What about the fact that all of this effort was hugely out of proportion when considering the number of illegal immigrants it was likely to net? Forget forced labourers who are brought into the country but kept hidden by criminal organisations – these are not responsible for what happened to them and their cases are likely to be part of criminal investigations into the people holding them captive. Who does that leave?

And what about the possibility that this was not about illegal immigrants at all, but a sop to all those people – many of them Daily Mail readers, we expect – who believe that immigration of any kind is out of control? These are people who need to get to grips with the facts. As reported by this blog and others back in August, the UK has a lower immigrant population than almost any ‘developed’ nation; they are assessed via a points-based system, only seven per cent are asylum-seekers and only a third of asylum claims are accepted. They do not have access to most of the benefits available to UK citizens and what they do receive are nowhere near the same value. They are one-third less likely to claim those benefits, meagre as they are, than UK citizens.

The Unite union has been seeking legal advice over this matter, and the Equality and Human Rights Commission has also been investigating this. It will be interesting to see what they say.
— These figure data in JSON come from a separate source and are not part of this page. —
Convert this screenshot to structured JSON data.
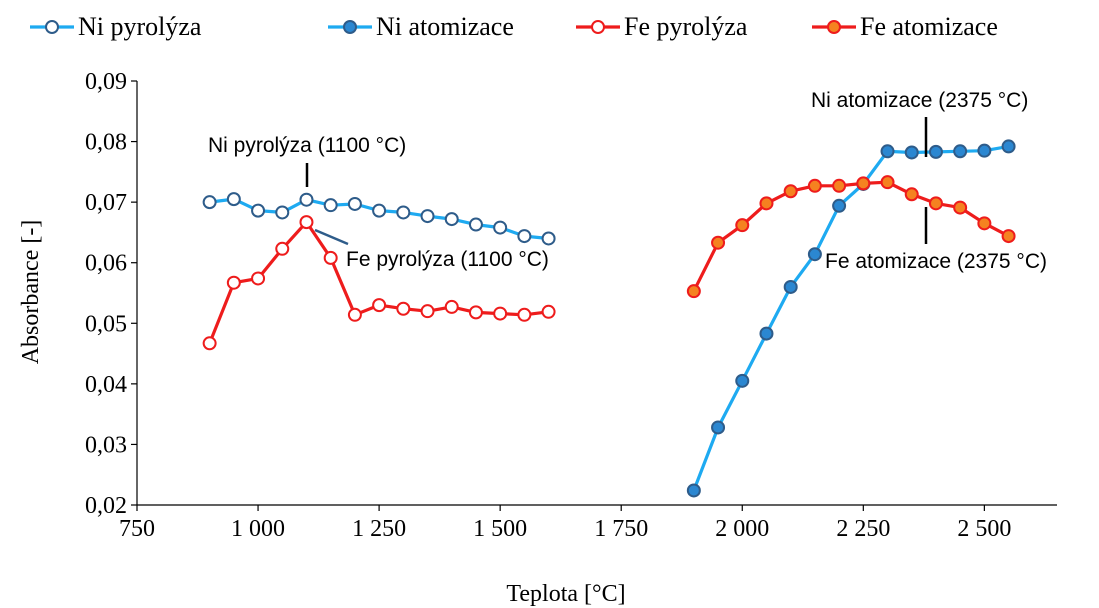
{
  "chart_data": {
    "type": "line",
    "xlabel": "Teplota [°C]",
    "ylabel": "Absorbance [-]",
    "xlim": [
      750,
      2650
    ],
    "ylim": [
      0.02,
      0.09
    ],
    "x_ticks": [
      750,
      1000,
      1250,
      1500,
      1750,
      2000,
      2250,
      2500
    ],
    "x_tick_labels": [
      "750",
      "1 000",
      "1 250",
      "1 500",
      "1 750",
      "2 000",
      "2 250",
      "2 500"
    ],
    "y_ticks": [
      0.02,
      0.03,
      0.04,
      0.05,
      0.06,
      0.07,
      0.08,
      0.09
    ],
    "y_tick_labels": [
      "0,02",
      "0,03",
      "0,04",
      "0,05",
      "0,06",
      "0,07",
      "0,08",
      "0,09"
    ],
    "grid": false,
    "legend_position": "top",
    "series": [
      {
        "name": "Ni pyrolýza",
        "line_color": "#1eaaf1",
        "marker_fill": "#ffffff",
        "marker_stroke": "#2e5c8a",
        "x": [
          900,
          950,
          1000,
          1050,
          1100,
          1150,
          1200,
          1250,
          1300,
          1350,
          1400,
          1450,
          1500,
          1550,
          1600
        ],
        "y": [
          0.07,
          0.0705,
          0.0686,
          0.0683,
          0.0704,
          0.0695,
          0.0697,
          0.0686,
          0.0683,
          0.0677,
          0.0672,
          0.0663,
          0.0658,
          0.0644,
          0.064
        ]
      },
      {
        "name": "Ni atomizace",
        "line_color": "#1eaaf1",
        "marker_fill": "#2b87d1",
        "marker_stroke": "#2e5c8a",
        "x": [
          1900,
          1950,
          2000,
          2050,
          2100,
          2150,
          2200,
          2250,
          2300,
          2350,
          2400,
          2450,
          2500,
          2550
        ],
        "y": [
          0.0224,
          0.0328,
          0.0405,
          0.0483,
          0.056,
          0.0614,
          0.0694,
          0.073,
          0.0784,
          0.0782,
          0.0783,
          0.0784,
          0.0785,
          0.0792
        ]
      },
      {
        "name": "Fe pyrolýza",
        "line_color": "#ee1c1c",
        "marker_fill": "#ffffff",
        "marker_stroke": "#ee1c1c",
        "x": [
          900,
          950,
          1000,
          1050,
          1100,
          1150,
          1200,
          1250,
          1300,
          1350,
          1400,
          1450,
          1500,
          1550,
          1600
        ],
        "y": [
          0.0467,
          0.0567,
          0.0574,
          0.0623,
          0.0667,
          0.0608,
          0.0514,
          0.053,
          0.0524,
          0.052,
          0.0527,
          0.0518,
          0.0516,
          0.0514,
          0.0519
        ]
      },
      {
        "name": "Fe atomizace",
        "line_color": "#ee1c1c",
        "marker_fill": "#f58220",
        "marker_stroke": "#ee1c1c",
        "x": [
          1900,
          1950,
          2000,
          2050,
          2100,
          2150,
          2200,
          2250,
          2300,
          2350,
          2400,
          2450,
          2500,
          2550
        ],
        "y": [
          0.0553,
          0.0633,
          0.0662,
          0.0698,
          0.0718,
          0.0727,
          0.0727,
          0.0731,
          0.0733,
          0.0713,
          0.0698,
          0.0691,
          0.0665,
          0.0644
        ]
      }
    ],
    "annotations": [
      {
        "text": "Ni pyrolýza (1100 °C)",
        "x": 1100
      },
      {
        "text": "Fe pyrolýza (1100 °C)",
        "x": 1100
      },
      {
        "text": "Ni atomizace (2375 °C)",
        "x": 2375
      },
      {
        "text": "Fe atomizace (2375 °C)",
        "x": 2375
      }
    ]
  }
}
But a rap on the knuckles over bad information is a good start. Naughty, naughty, Theresa May!

On the same day, the Home Secretary – along with Justice Secretary Chris Grayling – faced questions from two Lords committees on the UK’s 2014 opt-out from EU police and criminal justice measures, as part of a reopened inquiry.

If this opt-out is exercised, the Coalition government has listed 35 measures that it would seek to rejoin, and it is these that prompted the Lords to reopen their inquiries.

Parliament’s own website said they were likely to face questions on how they defined the national interest in selecting the 35 measures the UK would seek to rejoin, and whether the changes will break the UK’s obligations to European arrest treaties.

And there were questions to be answered on whether non-participation on measures dealing with xenophobia and racism (the issues at the heart of the matter with the advertising vans) sent an “unfortunate” signal to other EU member states that the UK, under a Conservative-led government, no longer regards those issues as important.

Fortunately for Theresa May, these proceedings do not appear to have been made public.